The transition probabilities at each knot were given a Dirichlet(1) prior; this, combined with the categorical likelihood, allowed for a slight computational shortcut. Each year was broken up into 53 weeks (with the last week shorter than 7 days), and the number of transitions from each kind of weather to the other, across all the years of data, was counted. Then these counts were modelled from a multinomial distribution, with transition probabilities coming from the above splines.

Once the model was fit to each city’s data (using Stan), a transition matrix could be drawn for every week (or day, if desired) of the year, and this transition matrix could be solved for its steady-state distribution using its eigendecomposition. This yielded the weather mixture charts.

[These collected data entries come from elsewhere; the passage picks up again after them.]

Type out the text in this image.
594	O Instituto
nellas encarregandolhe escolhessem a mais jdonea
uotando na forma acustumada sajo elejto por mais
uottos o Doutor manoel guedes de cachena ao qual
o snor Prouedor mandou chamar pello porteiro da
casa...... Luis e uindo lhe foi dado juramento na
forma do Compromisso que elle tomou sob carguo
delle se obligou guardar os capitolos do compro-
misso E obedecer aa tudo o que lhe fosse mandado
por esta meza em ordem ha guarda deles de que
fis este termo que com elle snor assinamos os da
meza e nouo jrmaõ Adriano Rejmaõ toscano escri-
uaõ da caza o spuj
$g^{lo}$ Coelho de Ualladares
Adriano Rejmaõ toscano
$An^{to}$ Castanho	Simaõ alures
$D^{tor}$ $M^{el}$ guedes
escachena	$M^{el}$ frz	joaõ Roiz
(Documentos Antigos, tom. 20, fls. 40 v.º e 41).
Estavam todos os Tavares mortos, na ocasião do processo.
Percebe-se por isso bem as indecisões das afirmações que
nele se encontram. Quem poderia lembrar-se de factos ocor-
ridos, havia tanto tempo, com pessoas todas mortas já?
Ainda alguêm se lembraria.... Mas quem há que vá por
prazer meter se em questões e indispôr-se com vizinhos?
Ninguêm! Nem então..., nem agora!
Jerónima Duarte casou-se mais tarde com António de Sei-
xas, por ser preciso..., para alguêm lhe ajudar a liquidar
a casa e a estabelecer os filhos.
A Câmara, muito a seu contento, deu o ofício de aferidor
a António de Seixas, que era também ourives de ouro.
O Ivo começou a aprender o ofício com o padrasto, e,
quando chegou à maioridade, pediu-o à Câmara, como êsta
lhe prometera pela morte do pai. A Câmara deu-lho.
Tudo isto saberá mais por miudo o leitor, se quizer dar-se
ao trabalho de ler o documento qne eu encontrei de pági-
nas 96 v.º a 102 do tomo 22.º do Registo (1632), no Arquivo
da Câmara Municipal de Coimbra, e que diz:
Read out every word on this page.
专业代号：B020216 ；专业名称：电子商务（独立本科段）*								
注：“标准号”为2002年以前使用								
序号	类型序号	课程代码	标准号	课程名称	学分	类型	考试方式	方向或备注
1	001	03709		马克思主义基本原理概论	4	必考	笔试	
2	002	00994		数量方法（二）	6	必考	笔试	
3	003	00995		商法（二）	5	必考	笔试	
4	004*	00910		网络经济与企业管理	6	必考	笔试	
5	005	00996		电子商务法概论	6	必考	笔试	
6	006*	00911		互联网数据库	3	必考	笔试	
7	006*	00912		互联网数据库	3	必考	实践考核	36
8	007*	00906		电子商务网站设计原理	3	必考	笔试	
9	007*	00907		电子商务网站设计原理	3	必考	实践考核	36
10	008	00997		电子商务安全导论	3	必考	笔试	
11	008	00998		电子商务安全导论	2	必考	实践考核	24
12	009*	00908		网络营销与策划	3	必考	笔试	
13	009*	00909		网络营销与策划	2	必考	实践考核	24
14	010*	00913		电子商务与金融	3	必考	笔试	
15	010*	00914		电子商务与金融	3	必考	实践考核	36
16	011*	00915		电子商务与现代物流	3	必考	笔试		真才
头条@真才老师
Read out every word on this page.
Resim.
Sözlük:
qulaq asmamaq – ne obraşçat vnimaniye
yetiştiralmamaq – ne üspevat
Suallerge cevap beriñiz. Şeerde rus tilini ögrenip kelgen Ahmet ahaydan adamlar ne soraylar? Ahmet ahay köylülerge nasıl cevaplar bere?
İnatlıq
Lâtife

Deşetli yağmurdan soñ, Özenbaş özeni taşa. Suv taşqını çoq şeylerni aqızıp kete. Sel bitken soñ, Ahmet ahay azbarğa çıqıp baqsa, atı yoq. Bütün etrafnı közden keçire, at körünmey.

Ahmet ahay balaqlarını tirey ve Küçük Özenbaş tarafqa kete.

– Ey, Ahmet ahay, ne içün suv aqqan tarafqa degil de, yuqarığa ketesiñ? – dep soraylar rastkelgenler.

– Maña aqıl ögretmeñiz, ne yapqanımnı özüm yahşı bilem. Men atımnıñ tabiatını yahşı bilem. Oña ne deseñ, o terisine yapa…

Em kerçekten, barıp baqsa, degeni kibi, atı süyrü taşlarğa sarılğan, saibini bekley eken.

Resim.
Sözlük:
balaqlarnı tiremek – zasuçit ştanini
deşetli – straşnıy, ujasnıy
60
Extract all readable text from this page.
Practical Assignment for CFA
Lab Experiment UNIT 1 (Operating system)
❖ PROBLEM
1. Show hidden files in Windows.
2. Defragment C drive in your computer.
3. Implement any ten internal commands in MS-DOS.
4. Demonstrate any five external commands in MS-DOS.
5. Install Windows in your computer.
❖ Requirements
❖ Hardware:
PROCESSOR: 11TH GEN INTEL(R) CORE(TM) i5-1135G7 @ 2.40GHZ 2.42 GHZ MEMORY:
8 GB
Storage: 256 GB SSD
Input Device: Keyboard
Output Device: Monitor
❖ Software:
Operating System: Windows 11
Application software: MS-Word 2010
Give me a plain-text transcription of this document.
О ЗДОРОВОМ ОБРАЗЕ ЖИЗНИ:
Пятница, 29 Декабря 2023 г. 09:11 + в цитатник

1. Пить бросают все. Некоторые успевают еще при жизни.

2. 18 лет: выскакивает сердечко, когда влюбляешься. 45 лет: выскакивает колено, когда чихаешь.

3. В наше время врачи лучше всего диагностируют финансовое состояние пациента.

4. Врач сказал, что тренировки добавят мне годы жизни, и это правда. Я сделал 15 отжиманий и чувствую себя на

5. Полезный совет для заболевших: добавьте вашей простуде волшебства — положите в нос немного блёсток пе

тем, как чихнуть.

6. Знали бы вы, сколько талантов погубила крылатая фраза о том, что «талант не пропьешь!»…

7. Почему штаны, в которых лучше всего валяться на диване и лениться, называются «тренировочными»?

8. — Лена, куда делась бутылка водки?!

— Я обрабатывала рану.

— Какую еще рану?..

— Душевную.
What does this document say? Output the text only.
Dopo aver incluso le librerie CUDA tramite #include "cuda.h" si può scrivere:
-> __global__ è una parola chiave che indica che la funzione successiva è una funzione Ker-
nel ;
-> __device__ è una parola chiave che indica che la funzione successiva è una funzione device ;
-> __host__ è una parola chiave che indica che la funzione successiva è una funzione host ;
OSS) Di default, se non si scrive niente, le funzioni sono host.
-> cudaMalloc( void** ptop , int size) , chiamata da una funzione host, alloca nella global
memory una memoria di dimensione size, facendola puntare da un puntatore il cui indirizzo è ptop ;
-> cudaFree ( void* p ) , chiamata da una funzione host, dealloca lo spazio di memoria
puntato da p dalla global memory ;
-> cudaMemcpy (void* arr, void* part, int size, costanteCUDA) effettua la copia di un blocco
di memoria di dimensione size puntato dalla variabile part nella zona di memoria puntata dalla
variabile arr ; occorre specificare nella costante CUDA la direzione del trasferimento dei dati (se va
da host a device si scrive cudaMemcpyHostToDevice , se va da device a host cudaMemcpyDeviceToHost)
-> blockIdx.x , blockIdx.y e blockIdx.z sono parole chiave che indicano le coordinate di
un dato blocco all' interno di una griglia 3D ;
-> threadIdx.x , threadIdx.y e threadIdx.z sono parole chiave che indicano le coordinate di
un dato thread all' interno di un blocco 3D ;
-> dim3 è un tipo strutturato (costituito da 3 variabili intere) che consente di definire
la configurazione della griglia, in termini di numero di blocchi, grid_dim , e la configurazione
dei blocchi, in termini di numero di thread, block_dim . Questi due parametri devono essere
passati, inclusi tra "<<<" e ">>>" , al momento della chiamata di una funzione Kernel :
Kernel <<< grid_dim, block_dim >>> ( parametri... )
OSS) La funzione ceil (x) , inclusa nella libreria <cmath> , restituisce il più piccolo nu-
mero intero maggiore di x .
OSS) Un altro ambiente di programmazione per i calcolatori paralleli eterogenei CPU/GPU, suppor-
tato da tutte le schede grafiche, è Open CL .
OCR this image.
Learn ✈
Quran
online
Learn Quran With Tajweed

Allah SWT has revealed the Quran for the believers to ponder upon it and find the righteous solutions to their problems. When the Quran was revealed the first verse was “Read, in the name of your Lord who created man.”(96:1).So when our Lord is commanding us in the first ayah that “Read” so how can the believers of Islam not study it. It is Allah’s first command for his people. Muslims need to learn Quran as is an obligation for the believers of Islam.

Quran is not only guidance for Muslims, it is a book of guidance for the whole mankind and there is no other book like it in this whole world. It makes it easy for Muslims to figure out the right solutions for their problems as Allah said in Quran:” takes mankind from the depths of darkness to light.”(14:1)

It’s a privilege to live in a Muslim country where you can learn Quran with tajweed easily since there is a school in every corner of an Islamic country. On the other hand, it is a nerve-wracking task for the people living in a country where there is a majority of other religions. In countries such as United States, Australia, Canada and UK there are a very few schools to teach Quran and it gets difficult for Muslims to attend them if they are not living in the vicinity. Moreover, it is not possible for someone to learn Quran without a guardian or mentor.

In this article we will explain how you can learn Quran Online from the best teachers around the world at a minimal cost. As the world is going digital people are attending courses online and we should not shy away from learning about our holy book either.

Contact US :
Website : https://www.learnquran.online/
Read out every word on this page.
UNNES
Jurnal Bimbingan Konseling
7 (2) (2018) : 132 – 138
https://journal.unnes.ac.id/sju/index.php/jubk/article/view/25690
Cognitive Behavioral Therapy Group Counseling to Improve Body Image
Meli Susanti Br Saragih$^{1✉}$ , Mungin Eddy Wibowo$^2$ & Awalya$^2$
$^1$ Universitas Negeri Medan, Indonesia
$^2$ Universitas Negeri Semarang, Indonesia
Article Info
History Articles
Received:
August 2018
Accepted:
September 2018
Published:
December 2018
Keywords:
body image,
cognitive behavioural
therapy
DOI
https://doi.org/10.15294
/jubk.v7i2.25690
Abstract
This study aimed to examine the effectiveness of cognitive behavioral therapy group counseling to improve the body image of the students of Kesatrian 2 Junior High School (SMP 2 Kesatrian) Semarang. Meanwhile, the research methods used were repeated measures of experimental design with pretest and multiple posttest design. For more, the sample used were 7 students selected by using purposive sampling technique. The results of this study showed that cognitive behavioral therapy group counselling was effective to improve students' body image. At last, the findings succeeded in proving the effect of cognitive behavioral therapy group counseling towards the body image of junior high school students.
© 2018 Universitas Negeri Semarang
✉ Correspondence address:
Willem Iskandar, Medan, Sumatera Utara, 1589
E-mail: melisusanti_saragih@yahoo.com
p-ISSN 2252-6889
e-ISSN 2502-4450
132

The diagonal of the estimated transition matrices represent the probability of staying in the same weather state from one day to the next. Averaging these probabilities across the four weather types (a weighted average, with weights proportional to the steady-state probabilities) yielded a composite probability of maintaining the current weather. Markovianness then implies that the number of days at a certain state follows a geometric distribution; the average streak length is then easily calculated as the reciprocal of the probability of a change in the weather.

Data

Weather data came from NOAA’s database. A day was classified as cloudy if the sun shone for less than 30% of the day. Most cities’ weather stations had around 35 years where precipitation, snowfall, and cloud cover were measured every day.